Fewer Armchair Epidemiologists, Greater Transparency Please

The COVID-19 pandemic hasn't been the only thing with an exponential growth curve. Numbers of armchair epidemiologists have also been on a steep rise. Social media provides a fertile ground for their rapidly increasing reckons. As those reckons get ever more alarmist, this has prompted calls to flatten the curve of armchair epidemiology. 

Like every good joke, there is some truth to it. The last thing we need right now are loud, uninformed reckons from commentators. As a country we need to stay calm and work together. The Government has done a pretty good job up until now, and deserves our support. If we can eradicate the disease, then the lockdown will definitely have been worth it. 

That doesn't mean these issues should be above debate. Nothing should ever be above debate. But that debate needs to be calm and considered, informed by expertise and the facts. 

The Government could be more transparent than they have been. They have been keeping their cards pretty close to their chest up until now. It is understandable why, they don't want to panic people. However, thanks to a mixture of the looming economic crisis and lockdown cabin fever, people are now getting panicked anyway. Especially those armchair epidemiologists. 

Today some health experts have called for a return to Level 2 after the lockdown. Note they aren't calling for the lockdown to end early, as some armchair epidemiologists have. Simply they are saying we should return to Level 2 rather than Level 3 after the lockdown.

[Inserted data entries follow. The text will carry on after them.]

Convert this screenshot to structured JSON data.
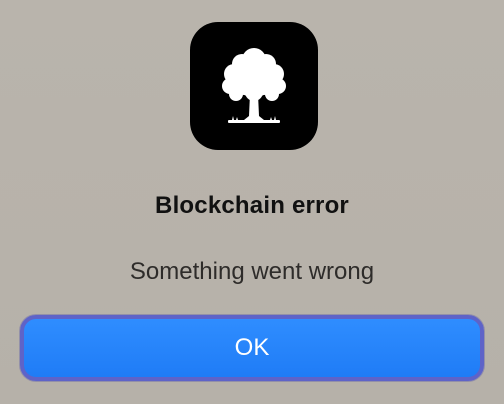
{
  "dialog": {
    "app_icon": "tree-icon",
    "title": "Blockchain error",
    "message": "Something went wrong",
    "ok_label": "OK"
  },
  "colors": {
    "background": "#b8b3ab",
    "icon_background": "#000000",
    "button": "#1f7cf6",
    "button_focus_ring": "#5e63c8"
  }
}
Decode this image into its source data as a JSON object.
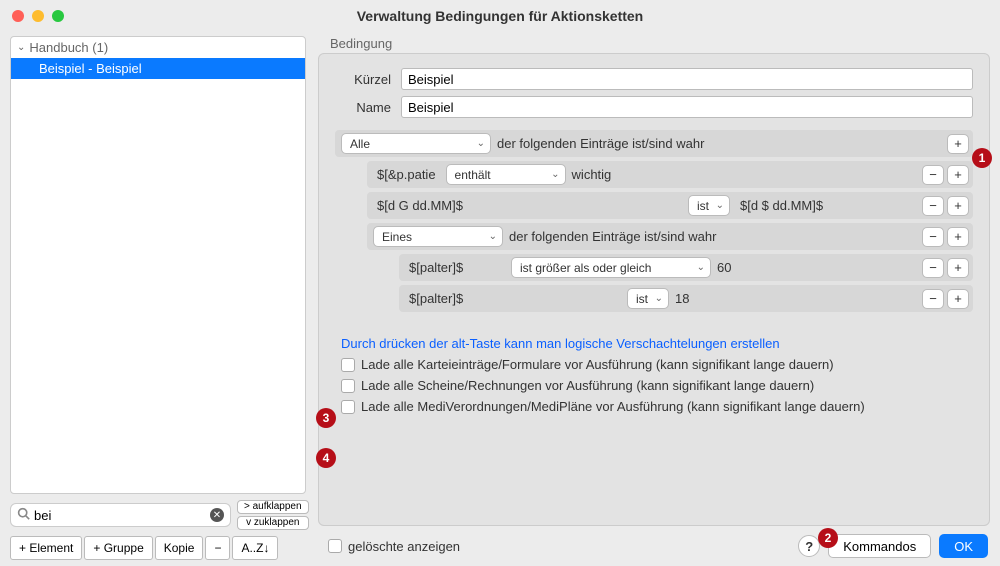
{
  "window": {
    "title": "Verwaltung Bedingungen für Aktionsketten"
  },
  "tree": {
    "group_label": "Handbuch (1)",
    "selected_item": "Beispiel - Beispiel"
  },
  "search": {
    "value": "bei",
    "expand_label": "> aufklappen",
    "collapse_label": "v zuklappen"
  },
  "toolbar": {
    "add_element": "+ Element",
    "add_group": "+ Gruppe",
    "copy": "Kopie",
    "remove": "−",
    "sort": "A..Z↓"
  },
  "condition": {
    "section_label": "Bedingung",
    "kuerzel_label": "Kürzel",
    "kuerzel_value": "Beispiel",
    "name_label": "Name",
    "name_value": "Beispiel",
    "group_op1": "Alle",
    "group_text": "der folgenden Einträge ist/sind wahr",
    "rule1_var": "$[&p.patie",
    "rule1_op": "enthält",
    "rule1_val": "wichtig",
    "rule2_var": "$[d G dd.MM]$",
    "rule2_op": "ist",
    "rule2_val": "$[d $ dd.MM]$",
    "group_op2": "Eines",
    "rule3_var": "$[palter]$",
    "rule3_op": "ist größer als oder gleich",
    "rule3_val": "60",
    "rule4_var": "$[palter]$",
    "rule4_op": "ist",
    "rule4_val": "18",
    "hint": "Durch drücken der alt-Taste kann man logische Verschachtelungen erstellen",
    "cb1": "Lade alle Karteieinträge/Formulare vor Ausführung (kann signifikant lange dauern)",
    "cb2": "Lade alle Scheine/Rechnungen vor Ausführung (kann signifikant lange dauern)",
    "cb3": "Lade alle MediVerordnungen/MediPläne vor Ausführung (kann signifikant lange dauern)"
  },
  "footer": {
    "show_deleted": "gelöschte anzeigen",
    "help": "?",
    "commands": "Kommandos",
    "ok": "OK"
  },
  "callouts": {
    "c1": "1",
    "c2": "2",
    "c3": "3",
    "c4": "4"
  }
}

As long as our hospitals are not overloaded they are arguing that most people killed by COVID-19 already have severe medical conditions. Judging by the chops of the people involved, I'd say they are worried about the economic impact on the poorest in our society. These are not armchair epidemiologists, and their views should be taken seriously.

So where to from here?

In the final week of lockdown the Government needs to be a lot more transparent about the advice it is getting. Can we truly eradicate the disease, or will we need to stay alert to outbreaks? If experts are offering a range of views, what is the range? If outbreaks happen, how can we keep them contained without another lockdown? In other words how can we keep the economy ticking over? What can we learn from the approaches in Singapore, Taiwan and even Australia?